Konstruksi Paradigma Patriarki dalam hukum mengacu pada sistem yang dibentuk dari perspektif laki-laki, sering kali mengesampingkan perempuan. Sehingga dapat menghasilkan subordinasi dan pemarginalan perempuan, mempengaruhi akses mereka ke pendidikan, partisipasi politik, dan kesempatan ekonomi. Prinsip Kesetaraan dan Keadilan Perempuan memiliki peran penting dalam memberikan kontribusi pada penegakan negara hukum. Populasi perempuan di dunia mencapai lebih dari 50%, dan hal ini juga berlaku di Indonesia. Meskipun perempuan memiliki peran penting, masih terdapat tantangan yang menghambat kemampuan mereka untuk sepenuhnya mengakses kesempatan yang sama dengan laki-laki, meraih potensi penuh, serta berkontribusi secara optimal dalam berbagai bidang dan level dalam masyarakat. Beberapa aspek hukum masih lemah dalam melindungi perempuan. Tingkat diskriminasi dan kekerasan berbasis gender masih ada, dan perempuan (terutama anak perempuan) menghadapi hambatan untuk mengakses keadilan.
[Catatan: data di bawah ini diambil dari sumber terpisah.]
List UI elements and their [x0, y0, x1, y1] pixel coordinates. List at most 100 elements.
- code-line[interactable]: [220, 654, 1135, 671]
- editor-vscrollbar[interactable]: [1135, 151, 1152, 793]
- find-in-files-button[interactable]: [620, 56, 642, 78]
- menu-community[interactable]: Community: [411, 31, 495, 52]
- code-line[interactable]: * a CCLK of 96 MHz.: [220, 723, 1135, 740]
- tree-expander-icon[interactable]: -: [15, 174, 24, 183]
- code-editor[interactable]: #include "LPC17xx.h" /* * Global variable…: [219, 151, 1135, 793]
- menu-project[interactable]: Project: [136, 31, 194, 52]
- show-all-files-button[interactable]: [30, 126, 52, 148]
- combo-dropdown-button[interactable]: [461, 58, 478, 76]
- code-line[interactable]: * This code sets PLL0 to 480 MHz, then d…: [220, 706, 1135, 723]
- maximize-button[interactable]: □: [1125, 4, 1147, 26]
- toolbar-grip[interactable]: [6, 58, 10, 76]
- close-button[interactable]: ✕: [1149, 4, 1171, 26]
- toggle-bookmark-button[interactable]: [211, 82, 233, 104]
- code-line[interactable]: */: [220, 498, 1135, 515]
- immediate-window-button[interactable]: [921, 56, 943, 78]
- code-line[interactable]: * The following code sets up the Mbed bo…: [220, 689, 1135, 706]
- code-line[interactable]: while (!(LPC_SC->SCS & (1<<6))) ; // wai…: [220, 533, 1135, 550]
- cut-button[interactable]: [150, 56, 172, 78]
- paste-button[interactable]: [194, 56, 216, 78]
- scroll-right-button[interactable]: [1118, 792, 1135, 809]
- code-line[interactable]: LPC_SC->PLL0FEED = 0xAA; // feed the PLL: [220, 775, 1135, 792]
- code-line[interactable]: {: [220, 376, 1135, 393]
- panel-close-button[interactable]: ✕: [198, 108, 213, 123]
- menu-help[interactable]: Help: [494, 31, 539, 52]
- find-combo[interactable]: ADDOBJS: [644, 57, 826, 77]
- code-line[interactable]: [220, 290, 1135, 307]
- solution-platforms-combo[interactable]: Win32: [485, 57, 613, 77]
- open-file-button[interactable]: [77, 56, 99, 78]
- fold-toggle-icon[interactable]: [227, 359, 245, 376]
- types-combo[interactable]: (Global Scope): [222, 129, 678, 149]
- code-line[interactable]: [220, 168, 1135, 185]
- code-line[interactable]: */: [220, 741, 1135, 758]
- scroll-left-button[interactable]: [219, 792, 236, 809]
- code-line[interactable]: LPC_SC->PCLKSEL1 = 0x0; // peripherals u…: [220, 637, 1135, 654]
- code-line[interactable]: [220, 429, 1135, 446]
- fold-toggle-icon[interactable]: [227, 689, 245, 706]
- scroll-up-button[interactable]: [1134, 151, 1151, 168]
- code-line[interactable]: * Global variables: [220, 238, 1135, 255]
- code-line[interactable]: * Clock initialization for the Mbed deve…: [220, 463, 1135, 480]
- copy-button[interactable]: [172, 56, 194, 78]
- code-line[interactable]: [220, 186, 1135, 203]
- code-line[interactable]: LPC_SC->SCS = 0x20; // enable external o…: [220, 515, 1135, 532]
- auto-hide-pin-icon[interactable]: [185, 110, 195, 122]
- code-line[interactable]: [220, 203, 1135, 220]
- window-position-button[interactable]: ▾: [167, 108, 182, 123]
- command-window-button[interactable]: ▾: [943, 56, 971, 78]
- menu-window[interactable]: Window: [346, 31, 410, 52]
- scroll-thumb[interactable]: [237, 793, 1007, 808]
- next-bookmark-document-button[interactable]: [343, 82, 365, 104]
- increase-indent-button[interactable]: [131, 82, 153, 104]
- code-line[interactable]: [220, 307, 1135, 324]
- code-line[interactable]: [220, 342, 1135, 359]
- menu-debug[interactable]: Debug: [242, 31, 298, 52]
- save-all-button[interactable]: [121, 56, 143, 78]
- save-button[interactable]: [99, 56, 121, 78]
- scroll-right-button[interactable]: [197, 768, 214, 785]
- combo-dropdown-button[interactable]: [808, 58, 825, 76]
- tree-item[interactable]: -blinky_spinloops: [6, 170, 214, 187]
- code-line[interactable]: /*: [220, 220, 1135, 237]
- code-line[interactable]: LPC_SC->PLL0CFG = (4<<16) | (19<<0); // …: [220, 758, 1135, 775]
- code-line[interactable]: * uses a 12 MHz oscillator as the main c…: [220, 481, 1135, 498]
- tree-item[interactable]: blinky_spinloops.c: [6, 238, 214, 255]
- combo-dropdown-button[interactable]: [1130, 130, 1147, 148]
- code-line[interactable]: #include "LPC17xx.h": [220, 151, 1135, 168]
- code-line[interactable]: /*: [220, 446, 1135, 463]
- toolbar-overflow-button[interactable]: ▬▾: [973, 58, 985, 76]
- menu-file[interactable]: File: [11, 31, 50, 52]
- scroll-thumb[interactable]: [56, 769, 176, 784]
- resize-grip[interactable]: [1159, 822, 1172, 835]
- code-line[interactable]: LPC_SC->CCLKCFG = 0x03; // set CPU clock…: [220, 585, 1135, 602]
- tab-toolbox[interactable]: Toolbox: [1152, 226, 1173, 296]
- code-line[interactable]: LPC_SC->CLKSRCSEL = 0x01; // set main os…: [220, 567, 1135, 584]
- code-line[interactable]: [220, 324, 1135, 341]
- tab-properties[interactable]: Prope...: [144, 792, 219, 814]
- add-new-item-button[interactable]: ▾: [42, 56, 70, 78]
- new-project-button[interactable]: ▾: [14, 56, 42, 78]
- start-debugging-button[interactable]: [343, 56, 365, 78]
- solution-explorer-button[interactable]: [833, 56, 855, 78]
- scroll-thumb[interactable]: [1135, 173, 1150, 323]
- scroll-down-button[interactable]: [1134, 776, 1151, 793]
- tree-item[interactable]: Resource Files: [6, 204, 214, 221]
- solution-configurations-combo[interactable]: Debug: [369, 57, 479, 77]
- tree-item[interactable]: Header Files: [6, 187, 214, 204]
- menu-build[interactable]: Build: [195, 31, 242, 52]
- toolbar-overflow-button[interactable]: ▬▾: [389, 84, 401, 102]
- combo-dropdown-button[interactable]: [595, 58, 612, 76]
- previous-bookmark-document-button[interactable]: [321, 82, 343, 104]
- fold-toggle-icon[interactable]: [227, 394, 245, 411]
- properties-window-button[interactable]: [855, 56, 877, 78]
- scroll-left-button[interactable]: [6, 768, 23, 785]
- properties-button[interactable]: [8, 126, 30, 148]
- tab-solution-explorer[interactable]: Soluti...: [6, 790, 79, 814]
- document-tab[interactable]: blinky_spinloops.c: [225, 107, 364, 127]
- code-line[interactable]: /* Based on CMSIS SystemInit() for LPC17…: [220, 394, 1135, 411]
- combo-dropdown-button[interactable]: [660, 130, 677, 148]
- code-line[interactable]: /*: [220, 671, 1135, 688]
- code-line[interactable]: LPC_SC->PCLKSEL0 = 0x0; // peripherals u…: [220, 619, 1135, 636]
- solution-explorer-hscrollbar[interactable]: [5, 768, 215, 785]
Prinsip kesetaraan dan keadilan bagi semua warga negara, tanpa membedakan gender, merupakan esensi dari penerapan prinsip rule of law. Plato menyebut bahwa hukum menjadi penting bagi kehidupan manusia karena berkaitan dengan persoalan keadilan. Hukum dipahami sebagai alat untuk mewujudkan keadilan. Konstitusi menjamin kesempatan yang sama bagi laki-laki dan perempuan sebagai bentuk pengejawantahan prinsip equality before the law.

Upaya untuk meminimalisir diskriminasi terhadap perempuan, termasuk melalui konsensus global yang tercantum dalam instrumen hukum seperti Deklarasi Universal Hak Asasi Manusia (DUHAM) dan Konvensi Penghapusan Segala Bentuk Diskriminasi terhadap Perempuan. Meskipun demikian, diskriminasi terhadap perempuan masih berlanjut, termasuk dalam regulasi di Indonesia. Olehnya, prinsip kesetaraan dan keadilan bagi perempuan merupakan fondasi penting dalam hukum untuk memastikan perlakuan yang adil dan setara tanpa memandang jenis kelamin. Indonesia telah meratifikasi Convention on the Elimination of All Forms of Discrimination Against Women (CEDAW) melalui Undang-Undang Nomor 7 Tahun 1984, CEDAW bertujuan menghapuskan segala bentuk diskriminasi terhadap perempuan dan memastikan kesetaraan gender, kemudian di dalam Pasal 28A dan 28J Undang-Undang Dasar 1945 telah mengatur hak asasi manusia, termasuk hak kesetaraan dan keadilan bagi Perempuan.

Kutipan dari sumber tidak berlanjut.